Dimana setiap wanita melihat darah tersebut berwarna kuning seperti cairan dari luka, tercampur antara warna kuning dan hitam. Hal yang demikian jika terjadi dalam massa haid atau bersambung dengan dengan massa haid sebelum suci, maka di hukumi sebagai darah haid. Adapun jika hal itu terjadi sesudah massa masuk suci maka bukan darah haid. Berdasarkan perkataan Ummu ‘Athiyyah :
“kami tidak memperhitungkan warna kuning dan keruh sesudah massa suci (sebagai darah haid)”
Berkata dalam pensyarahnya di dalam Fathul Bahri :
“beliau mengisyaratkan dengan tarjamah tersebut untuk men-jama’ (mengompromikan) antara hadist ‘Aisysah yang telah lalu yakni ucapan beliau :
“sampai kalian melihat cairan yang berwarna kuning”.
Dengan haidst Ummu ‘Athiyah yang disebutkan dalam bab tersebut, bahwa hadits ‘Aisyah dibawa kepada keadaan jika wanita tersebut melihat warna kuning atau keruh itu pada hari – hari haidnya, adapun jika terjadi di luar hari – hari haid maka berlaku padanya ucapan Ummu ‘Athiyah.”
Dan ketika para wanita mengutus seorang utusan untuk mendatangi ‘Aisyah dengan membawa durja (sesuatu yang digunakan oleh wanita untuk mengetahui masih adanya atsar (sisa-sisa) haid), di dalamnya berisi kapas yang dengan cairan berwarna kuning ‘Aisyah berkata :
“jangan kalian tergesa – gesa (untuk bersuci) sampai kalian melihat al – Qashshatul baidha” [Shahih Al Bukhari, Kitabul Haidh no.19]
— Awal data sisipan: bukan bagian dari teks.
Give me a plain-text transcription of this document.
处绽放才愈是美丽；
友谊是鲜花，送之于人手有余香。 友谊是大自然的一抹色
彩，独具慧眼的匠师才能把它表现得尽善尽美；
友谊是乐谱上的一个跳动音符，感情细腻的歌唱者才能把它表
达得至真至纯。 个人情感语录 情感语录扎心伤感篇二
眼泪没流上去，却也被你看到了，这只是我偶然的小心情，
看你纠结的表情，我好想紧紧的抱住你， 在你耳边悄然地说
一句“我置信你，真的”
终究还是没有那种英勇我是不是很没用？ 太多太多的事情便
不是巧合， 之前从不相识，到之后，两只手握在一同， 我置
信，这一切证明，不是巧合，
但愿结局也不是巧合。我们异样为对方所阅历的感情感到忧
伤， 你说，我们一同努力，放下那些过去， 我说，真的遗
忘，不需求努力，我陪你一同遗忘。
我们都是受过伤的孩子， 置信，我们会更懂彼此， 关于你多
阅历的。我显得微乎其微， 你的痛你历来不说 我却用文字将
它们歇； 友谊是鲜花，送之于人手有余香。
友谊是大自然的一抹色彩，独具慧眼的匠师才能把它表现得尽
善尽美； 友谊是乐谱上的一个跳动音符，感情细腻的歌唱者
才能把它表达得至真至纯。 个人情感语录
Al qashshatul baidha adalah cairan yang bening yang dikeluarkan oleh rahim di saat terputusnya (selesainya) haid.
4.Terputusnya – putusnya haid.
Dalam hal ini terbagi menjadi dua keadaan , yaitu :
a.keadaan yang pertama: terjadi pada seorang wanita sepanjang waktu. Maka darah yang seperti itu adalah darah istihadhah, sehingga berlaku padanya hukum wanita yang mengalami istihadhah.
b.keadaan yang kedua : tidak terus menerus yang di alami oleh seorang wanita, sehingga di memiliki massa suci yang benar – benar. Terjadi khilaf di kalangan ulama dalam menghukumi sebagai massa tidak munculnya darah tersebut, apakah dihukumi sebagai massa suci ataukah diberlakukan padanya hukum haid?
Mahzab Asy Syafi’i di antara dua pendapat yang paling shahihnya mengatakan : bahwa diberlakukan hukum – hukum haid pada kondisi tidak munculnya darah tersebut. ini pendapat yang dipilih oleh Asy Syaikhul Islam Ibnu Tamiyah.
Alasanya , karena Al Qashshatul baidha tidak terlihat dalam darah tersebut. Alasan kedua, jika kondisi itu dianggap suci berarti yang sebelumnya dan yang sesudahnya dianggap haid, dan tidak ada yang mengatakan demikian. Jika tidak niscaya akan selesai massa ‘iddahnya hanya dalam tempo lima hari saja.
Adapun yang masyhur dari mahzab hanabilah : bahwa darah yang keluar tersebut dihukumi haid, sedangkan ketika tidak keluar dihukumi suci, kecuali jika ternyata jumlah keseluruhan hari-hari terjadi kondisi seperti itu melebihi (kebiasaan) massa haidnya, maka di luar hari – hari tersebut dihukumi sebagai darah istihadhah.
5.darahnya kering (tidak mengalir)
Yakni wanita tersebut hanya mendapati lembab/basah pada kemaluannya. Kondisi ini jika terjadi pada massa haid atau bersambungnya dengan massa haid sebelum massa suci, maka dihukumi sebagai haid.
Adapun jika terjadinya sesudah massa suci, maka tidak dihukumi sebagai haid, karena maksimal keadaanya diikutkan hukum kepada warna kuning atau keruh ( yang ada dalam ucapan Ummu ‘Athiyah), inilah hukumnya.